Дворец, мимо которого плыла гондола, мог привлечь внимание как красотой и богатством внешних украшений, так и оригинальностью постройки. Его массивный мраморный фундамент устойчиво покоился среди волн, словно был поставлен на вершине утеса. Несколько гондол было привязано около широкой мраморной лестницы, ведшей к главному входу во дворец. Место стоянки гондол, окруженное остроконечными, наклонно стоявшими в воде столбами-сваями и защищенное ими от проходящих мимо барок, являлось как бы гаванью этого дворца.

— Куда ваша светлость пожелает отправиться? — спросил Джино.

— Домой.

Гребцы обменялись удивленными взглядами и круто повернули гондолу от этого богатого, но неприветливого здания. Войдя в более узкий канал, они вооружились короткими веслами и, подталкивая лодку вперед, громкими возгласами предупреждали встречные суда. Наконец, Джино остановил лодку как-раз около лестницы.

— Ты пойдешь со мной, Джино, — сказал дон Камилло, осторожно ступая на мокрый камень и опираясь на плечо слуги, — ты мне нужен.

Внешний вид этого здания не мог сравниться по роскоши и богатству с дворцом на Большом канале.

— Не хочешь ли вверить свою судьбу на гонках вот этой новой гондоле, Джино? — сказал герцог, поднимаясь по крутой лестнице и указывая на изящную лодку из каштанового дерева, стоявшую на каменном полу входных сеней.

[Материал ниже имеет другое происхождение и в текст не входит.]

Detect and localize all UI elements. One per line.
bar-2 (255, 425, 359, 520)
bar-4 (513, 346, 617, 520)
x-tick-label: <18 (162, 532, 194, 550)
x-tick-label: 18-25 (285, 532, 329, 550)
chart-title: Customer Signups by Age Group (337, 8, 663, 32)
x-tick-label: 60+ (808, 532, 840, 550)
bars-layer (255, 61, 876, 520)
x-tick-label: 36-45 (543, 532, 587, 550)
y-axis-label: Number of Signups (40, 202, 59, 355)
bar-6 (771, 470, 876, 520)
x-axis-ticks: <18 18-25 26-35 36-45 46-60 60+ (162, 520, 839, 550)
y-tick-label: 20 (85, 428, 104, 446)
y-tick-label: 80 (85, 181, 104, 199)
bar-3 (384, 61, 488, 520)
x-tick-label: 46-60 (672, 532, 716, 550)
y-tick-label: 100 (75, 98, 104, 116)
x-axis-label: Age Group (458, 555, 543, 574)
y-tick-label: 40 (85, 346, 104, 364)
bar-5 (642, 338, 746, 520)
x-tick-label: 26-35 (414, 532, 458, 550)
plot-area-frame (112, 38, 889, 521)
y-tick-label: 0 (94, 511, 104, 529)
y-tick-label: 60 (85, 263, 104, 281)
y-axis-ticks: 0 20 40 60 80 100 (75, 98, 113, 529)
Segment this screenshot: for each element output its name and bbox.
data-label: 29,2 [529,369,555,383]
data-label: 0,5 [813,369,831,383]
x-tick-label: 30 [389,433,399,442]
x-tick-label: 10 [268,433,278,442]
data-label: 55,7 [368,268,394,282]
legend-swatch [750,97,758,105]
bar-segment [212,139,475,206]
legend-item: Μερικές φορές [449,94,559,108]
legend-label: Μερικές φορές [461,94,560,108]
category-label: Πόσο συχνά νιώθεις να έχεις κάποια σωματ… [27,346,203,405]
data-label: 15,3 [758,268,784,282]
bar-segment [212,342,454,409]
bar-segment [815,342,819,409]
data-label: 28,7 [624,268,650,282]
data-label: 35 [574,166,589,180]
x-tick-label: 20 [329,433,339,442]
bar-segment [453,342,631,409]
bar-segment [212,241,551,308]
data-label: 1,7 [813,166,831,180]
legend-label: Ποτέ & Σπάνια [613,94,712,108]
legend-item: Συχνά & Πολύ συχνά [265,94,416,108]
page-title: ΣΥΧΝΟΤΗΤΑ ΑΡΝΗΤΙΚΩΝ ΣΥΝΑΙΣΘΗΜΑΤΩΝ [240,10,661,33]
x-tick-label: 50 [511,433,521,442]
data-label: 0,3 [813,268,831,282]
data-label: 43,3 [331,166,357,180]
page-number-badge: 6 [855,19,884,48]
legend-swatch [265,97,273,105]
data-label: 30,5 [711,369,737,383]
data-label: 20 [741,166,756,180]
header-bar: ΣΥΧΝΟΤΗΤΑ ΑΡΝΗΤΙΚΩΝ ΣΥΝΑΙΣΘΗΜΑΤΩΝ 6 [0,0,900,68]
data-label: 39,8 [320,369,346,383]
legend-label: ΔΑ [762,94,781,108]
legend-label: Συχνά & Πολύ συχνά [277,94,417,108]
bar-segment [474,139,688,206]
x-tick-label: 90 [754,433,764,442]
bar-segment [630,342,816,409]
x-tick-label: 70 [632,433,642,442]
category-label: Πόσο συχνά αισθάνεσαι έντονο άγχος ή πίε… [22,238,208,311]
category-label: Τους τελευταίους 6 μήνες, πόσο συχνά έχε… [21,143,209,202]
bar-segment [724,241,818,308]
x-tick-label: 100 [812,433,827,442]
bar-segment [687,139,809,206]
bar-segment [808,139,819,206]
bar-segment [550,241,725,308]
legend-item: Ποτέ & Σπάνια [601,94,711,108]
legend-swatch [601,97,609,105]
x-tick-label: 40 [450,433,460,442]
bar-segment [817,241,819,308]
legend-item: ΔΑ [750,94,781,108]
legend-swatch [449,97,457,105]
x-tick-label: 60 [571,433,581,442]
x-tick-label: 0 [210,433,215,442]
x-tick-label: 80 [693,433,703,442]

Глаза Джино радостно заблестели, и он рассыпался в благодарностях. Новая гондола была мастерски выстроена.

Поднявшись в первый этаж, они прошли длинный ряд сумрачных комнат и, наконец, очутились в кабинете герцога.

— Теперь ты мне должен оказать особую услугу, — сказал герцог, запирая дверь. — Скажи мне, ты знаешь Джакопо Фронтони?

— Ваша светлость! — вскричал испуганно гондольер.

— Я тебя спрашиваю, знаешь ли ты венецианца Джакопо Фронтони?

— Точно так, ваша светлость!.. Знаю… в лицо…

— Он известен несчастиями, которые преследуют его семью, его отец, кажется, в ссылке в Далмации.